Necropolis found in Faiyum village


An ancient necropolis consisting of 53 rock-cut tombs dating back to the Middle (ca. 2061-1786 BC) and New (ca. 1569-1081 BC) Kingdoms and the 22nd Dynasty (ca. 931-725 BC) has been discovered by an Egyptian archaeological mission sponsored by the Supreme Council of Antiquities (SCA). The necropolis lies in the southeastern part of the pyramid field of Lahun in Egypt’s Faiyum region.

Egyptian Culture Minister Farouk Hosni announced the discovery, adding that the tombs vary in their designs. Some have a single burial shaft, while others have a shaft leading to an upper chamber, from which an additional shaft leads to a second lower chamber. Zahi Hawass, secretary general of the SCA, said that excavations inside these tombs revealed wooden coffins containing linen-wrapped mummies covered in cartonnage. The decoration and inscriptions on the mummy trappings have been well-preserved.

Dr. Hawass added that the charred remains of a number of coffins were also recovered. They were probably burned during the Coptic Period. Among these coffins, the team found 15 painted masks, along with amulets and clay pots.

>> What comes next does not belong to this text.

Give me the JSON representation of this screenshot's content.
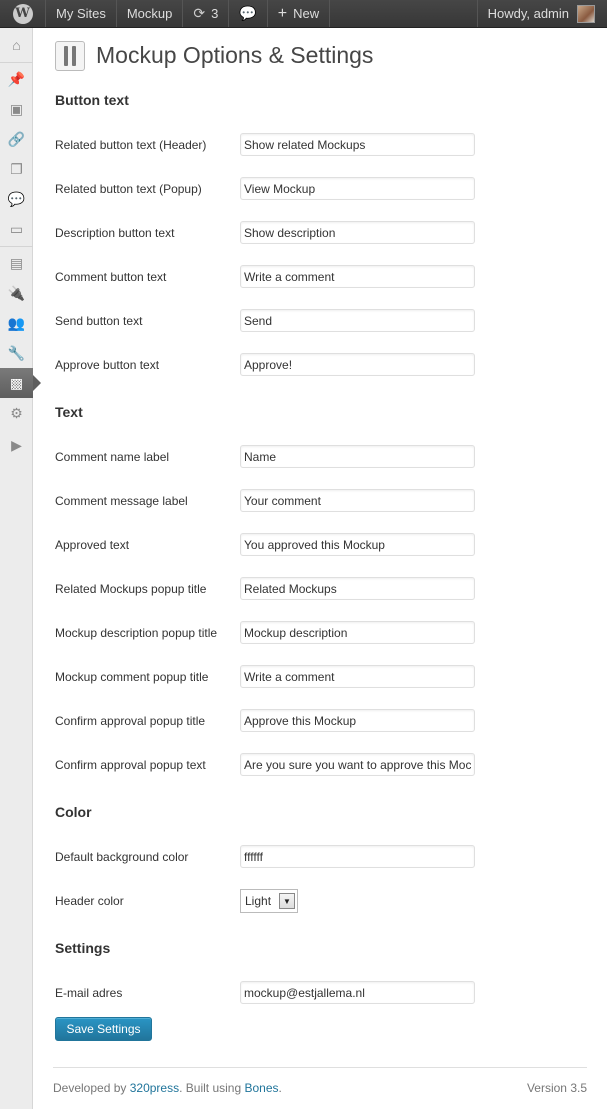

Dr. Abdel-Rahman El-Ayedi, supervisor of Antiquities for Middle Egypt, and the head of the mission said that a Middle Kingdom funerary chapel with an offering table was also found. Preliminary study revealed that the chapel was reused in subsequent periods, perhaps as late as the Roman era (30 BC-337 AD). Clay coffins and bronze and copper jewelry dating to the Roman era, as well as a collection of well-preserved faience amulets, were also recovered.

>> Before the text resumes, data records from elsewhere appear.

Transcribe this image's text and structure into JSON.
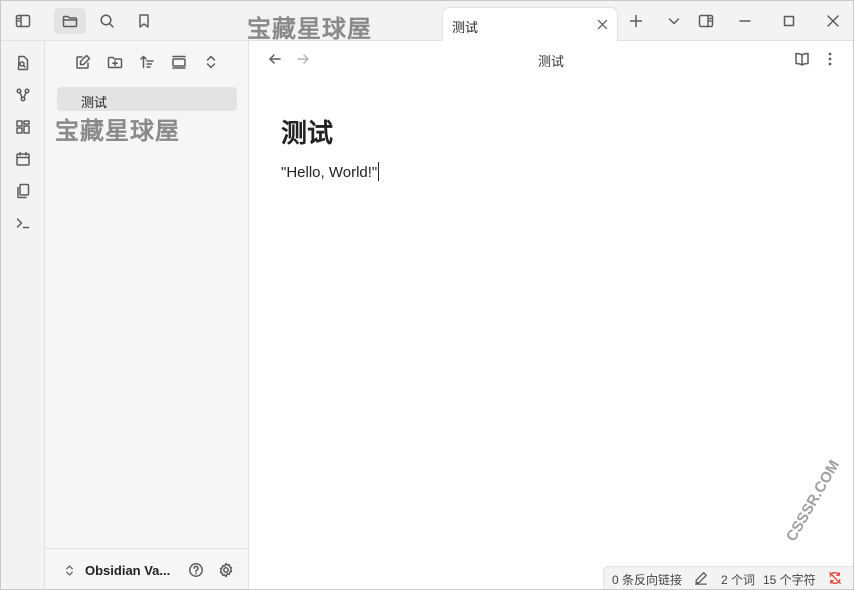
{
  "tab": {
    "title": "测试"
  },
  "watermark": {
    "text": "宝藏星球屋"
  },
  "site_watermark": {
    "text": "CSSSR.COM"
  },
  "sidebar": {
    "files": [
      {
        "name": "测试"
      }
    ],
    "vault_name": "Obsidian Va..."
  },
  "view": {
    "title": "测试"
  },
  "note": {
    "heading": "测试",
    "body": "\"Hello, World!\""
  },
  "status": {
    "backlinks": "0 条反向链接",
    "words": "2 个词",
    "chars": "15 个字符"
  },
  "colors": {
    "accent_sync_error": "#e0443a"
  },
  "icons": [
    "sidebar-toggle-icon",
    "folder-icon",
    "search-icon",
    "bookmark-icon",
    "new-tab-icon",
    "tab-list-chevron-icon",
    "right-sidebar-toggle-icon",
    "minimize-icon",
    "maximize-icon",
    "close-icon",
    "quick-switcher-icon",
    "graph-icon",
    "canvas-icon",
    "calendar-icon",
    "templates-icon",
    "terminal-icon",
    "new-note-icon",
    "new-folder-icon",
    "sort-icon",
    "collapse-view-icon",
    "expand-collapse-icon",
    "back-arrow-icon",
    "forward-arrow-icon",
    "reading-view-icon",
    "more-options-icon",
    "vault-switch-icon",
    "help-icon",
    "settings-icon",
    "edit-icon",
    "sync-status-icon"
  ]
}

Much earlier, UCLA archeologists digging in the area revealed an intact Neolithic settlement and the remnants of a Graeco-Roman village in Faiyum.The site, previously excavated by Gertrude Caton-Thompson in 1925, who found several Neolithic remains, revealed a settlement that includes remains of mud-brick walls as well as clay fragments in the particular historic era. Faiyum’s Neolithic had so far been considered as one period but this view may have to change as the results of the study reveal it might be dated to different periods within the Neolithic times. Lay-out of the Qaret Al-Rusas Roman village, on the northeastern side of Lake Qarun shows clear wall lines and streets in an orthogonal pattern typical of the Graeco-Roman period.

The recent finds only prove there’s more to this humble Egyptian town that has limited tourist attractions, thus far.